La Commission de Surveillance du Marché Financier de l’Afrique Centrale (COSUMAF) passe à l’offensive sur les introductions en bourse d’entreprises publiques. Le régulateur a inscrit dans ses actions prioritaires 2026 le suivi rigoureux de l’Article 8 de l’Acte Additionnel n°06/17-CEMAC-COSUMAF-CCE-SE.
« Évaluer le niveau de mise en œuvre d’introduction en bourse des 17 entreprises qui avaient été désignées par les Etats », indique le document adopté le 1er avril 2026. La COSUMAF prévoit une « mission circulaire, transmission des conclusions aux Autorités Monétaires et demande de la mise à jour de ladite liste ».
Les banques et assurances en première ligne
L’Acte Additionnel impose « l’adoption, par les Etats membres, de cadres législatifs rendant obligatoire la cotation ou l’ouverture en bourse du capital d’entreprises ayant pour profession habituelle la gestion ou la conservation de l’épargne publique (banques, compagnies d’assurances, etc.) ».
Les entreprises multinationales ou filiales de multinationales opérant sur le territoire CEMAC sont également concernées.
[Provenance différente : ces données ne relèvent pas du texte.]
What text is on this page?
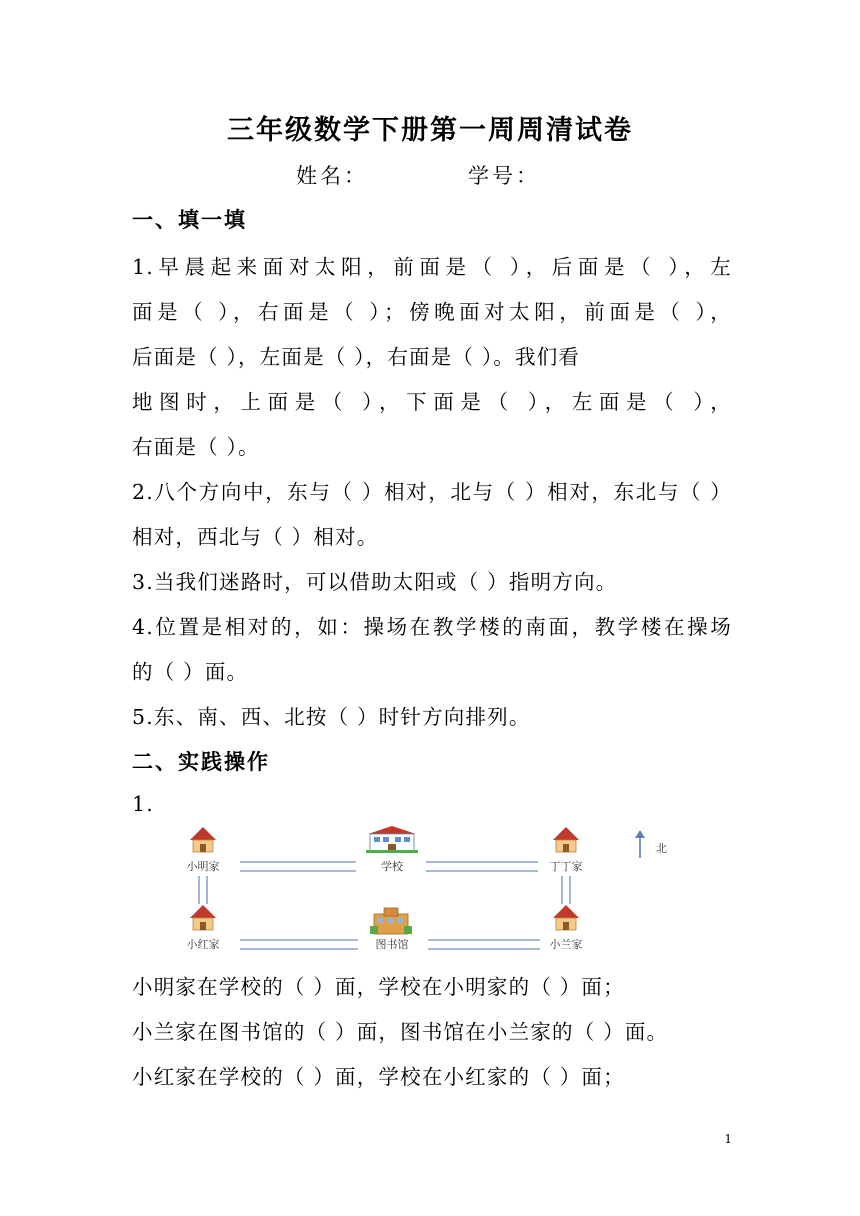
三年级数学下册第一周周清试卷
姓名：	学号：
一、填一填
1.早晨起来面对太阳，前面是（ ），后面是（ ），左
面是（ ），右面是（ ）；傍晚面对太阳，前面是（ ），
后面是（ ），左面是（ ），右面是（ ）。我们看
地图时，上面是（ ），下面是（ ），左面是（ ），
右面是（ ）。
2.八个方向中，东与（ ）相对，北与（ ）相对，东北与（ ）
相对，西北与（ ）相对。
3.当我们迷路时，可以借助太阳或（ ）指明方向。
4.位置是相对的，如：操场在教学楼的南面，教学楼在操场
的（ ）面。
5.东、南、西、北按（ ）时针方向排列。
二、实践操作
1.
小明家	学校	丁丁家
北
小红家	图书馆	小兰家
小明家在学校的（ ）面，学校在小明家的（ ）面；
小兰家在图书馆的（ ）面，图书馆在小兰家的（ ）面。
小红家在学校的（ ）面，学校在小红家的（ ）面；
1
Les États doivent adopter « de mesures incitant les entreprises des secteurs économiques stratégiques à recourir aux marchés financiers ».
Le texte prévoit aussi « la cession partielle ou totale en bourse des participations des Etats membres dans le capital d’entreprises publiques, parapubliques ou issues de partenariats publics privés ».
Les États appelés à entrer au capital de la Bourse
L’Article 8 impose « l’entrée, dans le capital de la Bourse Régionale, de chaque Etat membre à hauteur de 5% chacun, soit un total de 30% ». Cette disposition vise à renforcer l’ancrage public de l’infrastructure boursière régionale.
La COSUMAF compte s’appuyer sur plusieurs leviers pour accélérer le processus. Le régulateur prévoit de « lancer un portail web destiné aux fintechs et aux émetteurs publics ou privés souhaitant recourir au financement par le marché financier ».
En 2025, le marché financier régional a enregistré des opérations d’appel public à l’épargne pour un montant total de 361,8 milliards de FCFA. La liste comprend notamment deux émissions obligataires de l’État gabonais pour 200 milliards de FCFA et une émission de la SNPC pour 31,2 milliards de FCFA.
La côte de la bourse compte actuellement six actions cotées et huit lignes obligataires, dont trois souveraines et cinq privées. La COSUMAF vise « l’accroissement de la cote de la bourse (6 actions cotées et 8 lignes obligataires, dont 3 souveraines et 5 privées en 2026) ».
Le suivi de l’Article 8 s’inscrit dans un plan stratégique 2024-2028 dont la vision affiche « une régulation forte au service d’un marché financier moderne et dynamique ». Les quatre piliers du plan visent à développer l’éducation financière, moderniser la COSUMAF, dynamiser le marché financier régional et renforcer la coopération internationale.